USD/kWh is not a retail price, it's the price of energy. It can be retail or wholesale. Using USD/MW is like quoting the price of water with respect to the diameter of the pipe - it makes little sense.
Because I don't have data for financing, maintenance and lifetime of the power plants which is needed to provide the retail price per kWh.
Well, my point is precisely that the items you don't have are very relevant and do drive the actual price of electricity for the various technologies. In one case they are included (and even oversized), and in the other they are ignored, or at least unknown. In the long run, we're all dead. John Maynard Keynes
Well, my point is precisely that the items you don't have are very relevant and do drive the actual price of electricity for the various technologies.
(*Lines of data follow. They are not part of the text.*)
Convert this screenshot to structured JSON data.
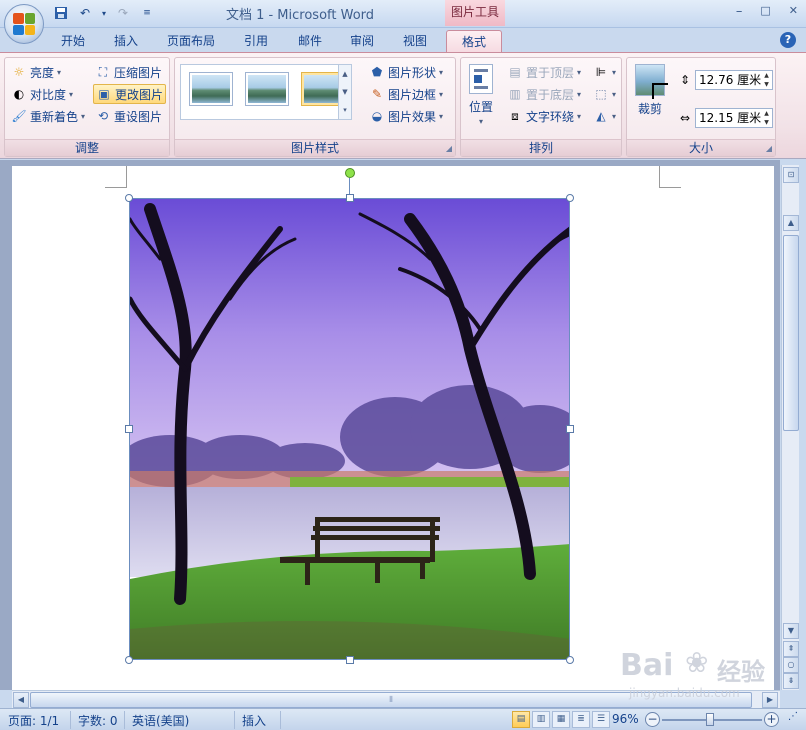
{
  "window": {
    "title": "文档 1 - Microsoft Word",
    "context_tab_group": "图片工具",
    "minimize": "–",
    "maximize": "□",
    "close": "✕"
  },
  "tabs": [
    "开始",
    "插入",
    "页面布局",
    "引用",
    "邮件",
    "审阅",
    "视图",
    "格式"
  ],
  "active_tab": "格式",
  "help_label": "?",
  "groups": {
    "adjust": {
      "label": "调整",
      "brightness": "亮度",
      "contrast": "对比度",
      "recolor": "重新着色",
      "compress": "压缩图片",
      "change_picture": "更改图片",
      "reset_picture": "重设图片"
    },
    "picture_styles": {
      "label": "图片样式",
      "shape": "图片形状",
      "border": "图片边框",
      "effects": "图片效果"
    },
    "arrange": {
      "label": "排列",
      "position": "位置",
      "bring_front": "置于顶层",
      "send_back": "置于底层",
      "text_wrap": "文字环绕"
    },
    "size": {
      "label": "大小",
      "crop": "裁剪",
      "height_value": "12.76 厘米",
      "width_value": "12.15 厘米"
    }
  },
  "status": {
    "page": "页面: 1/1",
    "words": "字数: 0",
    "language": "英语(美国)",
    "mode": "插入",
    "zoom": "96%",
    "zoom_fraction": 0.48
  },
  "watermark": {
    "brand": "Bai",
    "brand_suffix": "经验",
    "url": "jingyan.baidu.com"
  },
  "colors": {
    "accent": "#15428b",
    "context_tab": "#efb9c6",
    "highlight": "#ffd97c"
  }
}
In one case they are included (and even oversized), and in the other they are ignored, or at least unknown.
That's why there's more to the diary than just the first two paragraphs :).
If you look risk and maintenance by small window of the scale of physical parameters in the plant:
http://www.azcommerce.com/doclib/energy/az_solar_electric_roadmap_study_full_report.pdf
page 88-90 it gives 2006 cost per installed effective Watt at 21.7 USD. It notes than if more than 10 MW/year are installed this cost would likely go down to 13 USD.
But the interesting line is their "Non-Fuel Fixed O&M" if you look at the tables you see that CPV are low compared to other solar tech (and projections for the future are even lower).
Amonix technical paper for 2006 has a section on maintenance of their CPV systems for the past years.